Kelompok Sahrawi menggerebek Maroko setelah ‘kuburan massal’ ditemukan

Aktivis Sahrawi mengecam Maroko pada hari Jumat karena gagal menyelidiki hilangnya anggota keluarga di Sahara Barat, setelah para ahli Spanyol melaporkan menemukan kuburan delapan warga sipil yang dieksekusi beberapa dekade lalu.

Tim peneliti dari Universitas Basque Country di Spanyol menggali sisa-sisa delapan orang Sahrawi, termasuk dua anak, melakukan tes forensik dan mewawancarai kerabat dan saksi, menurut laporan yang diterbitkan minggu ini dan dilihat oleh AFP.

Kedelapan warga Saharawi tersebut, yang diidentifikasi secara individual berdasarkan namanya, ditangkap oleh patroli militer Maroko pada bulan Februari 1976 dan dieksekusi di tempat sebelum dikuburkan di kuburan dangkal, laporan tersebut menyimpulkan.

Para peneliti melakukan pekerjaan mereka setelah seorang penggembala menemukan sisa-sisa manusia pada bulan April tahun ini di daerah Fadret Leguiaa di wilayah sengketa yang dikuasai oleh Front Polisario yang pro-kemerdekaan.

Laporan tersebut disampaikan di Rabat pada hari Jumat oleh Ghalia Djimi, wakil presiden kelompok hak asasi manusia Sahrawi ASVDH.

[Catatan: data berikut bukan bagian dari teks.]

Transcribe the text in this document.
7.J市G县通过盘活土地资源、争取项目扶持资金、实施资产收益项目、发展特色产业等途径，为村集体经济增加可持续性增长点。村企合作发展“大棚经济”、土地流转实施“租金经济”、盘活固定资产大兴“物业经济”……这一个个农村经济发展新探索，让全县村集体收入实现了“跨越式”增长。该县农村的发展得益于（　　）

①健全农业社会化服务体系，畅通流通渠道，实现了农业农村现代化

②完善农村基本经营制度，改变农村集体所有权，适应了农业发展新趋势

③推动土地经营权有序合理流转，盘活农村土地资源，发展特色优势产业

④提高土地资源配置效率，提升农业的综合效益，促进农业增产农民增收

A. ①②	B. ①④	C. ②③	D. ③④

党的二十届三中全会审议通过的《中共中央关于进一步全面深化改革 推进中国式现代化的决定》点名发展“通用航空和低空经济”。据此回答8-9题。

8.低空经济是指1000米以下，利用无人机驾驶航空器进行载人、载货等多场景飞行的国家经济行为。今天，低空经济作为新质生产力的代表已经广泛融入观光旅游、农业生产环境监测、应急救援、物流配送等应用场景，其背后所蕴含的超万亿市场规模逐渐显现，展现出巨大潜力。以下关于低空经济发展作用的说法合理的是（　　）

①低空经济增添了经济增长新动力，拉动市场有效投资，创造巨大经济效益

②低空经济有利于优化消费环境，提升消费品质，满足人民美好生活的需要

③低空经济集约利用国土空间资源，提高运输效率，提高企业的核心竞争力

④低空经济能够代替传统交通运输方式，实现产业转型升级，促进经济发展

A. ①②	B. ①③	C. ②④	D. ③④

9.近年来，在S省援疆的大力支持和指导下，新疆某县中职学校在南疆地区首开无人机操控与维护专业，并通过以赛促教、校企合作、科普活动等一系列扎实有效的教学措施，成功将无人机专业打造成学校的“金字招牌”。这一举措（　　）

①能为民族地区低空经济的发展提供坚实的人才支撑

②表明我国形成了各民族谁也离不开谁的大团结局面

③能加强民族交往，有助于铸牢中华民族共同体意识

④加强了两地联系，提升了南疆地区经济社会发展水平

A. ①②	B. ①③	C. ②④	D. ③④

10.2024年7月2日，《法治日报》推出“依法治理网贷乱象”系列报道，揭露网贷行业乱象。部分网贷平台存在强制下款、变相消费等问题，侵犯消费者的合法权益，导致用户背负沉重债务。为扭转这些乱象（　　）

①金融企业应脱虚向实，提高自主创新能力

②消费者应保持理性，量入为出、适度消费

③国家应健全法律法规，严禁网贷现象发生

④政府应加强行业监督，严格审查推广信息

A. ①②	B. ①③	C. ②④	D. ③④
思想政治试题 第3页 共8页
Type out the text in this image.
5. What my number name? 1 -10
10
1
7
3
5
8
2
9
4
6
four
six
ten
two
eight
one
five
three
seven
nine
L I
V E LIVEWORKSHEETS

Dikatakan bahwa kasus ini sebelumnya tidak terungkap oleh Komisi Kesetaraan dan Rekonsiliasi, yang dibentuk oleh Raja Mohamed VI pada tahun 2004 untuk menyelidiki dugaan pelanggaran hak asasi manusia yang dilakukan di bawah pemerintahan ayahnya, Hassan II.

Dan informasi yang diberikan oleh badan milik negara lainnya, Dewan Permusyawaratan Hak Asasi Manusia (CCDH) tentang hanya empat korban, yang mengklaim bahwa mereka semua meninggal dalam tahanan, “juga terbukti salah”.

Seorang pejabat dari Dewan Nasional Hak Asasi Manusia, yang menggantikan CCDH, dihubungi oleh AFP mengatakan dia tidak bisa berkomentar.

Djimi, wakil presiden kelompok Sahrawi, mengatakan dia dan yang lainnya telah menunggu setidaknya tujuh tahun hingga tanggapan dari pihak berwenang Maroko terhadap permintaan penyelidikan terhadap nasib anggota keluarga mereka yang tinggal di bagian wilayah yang dikuasai Maroko telah hilang. .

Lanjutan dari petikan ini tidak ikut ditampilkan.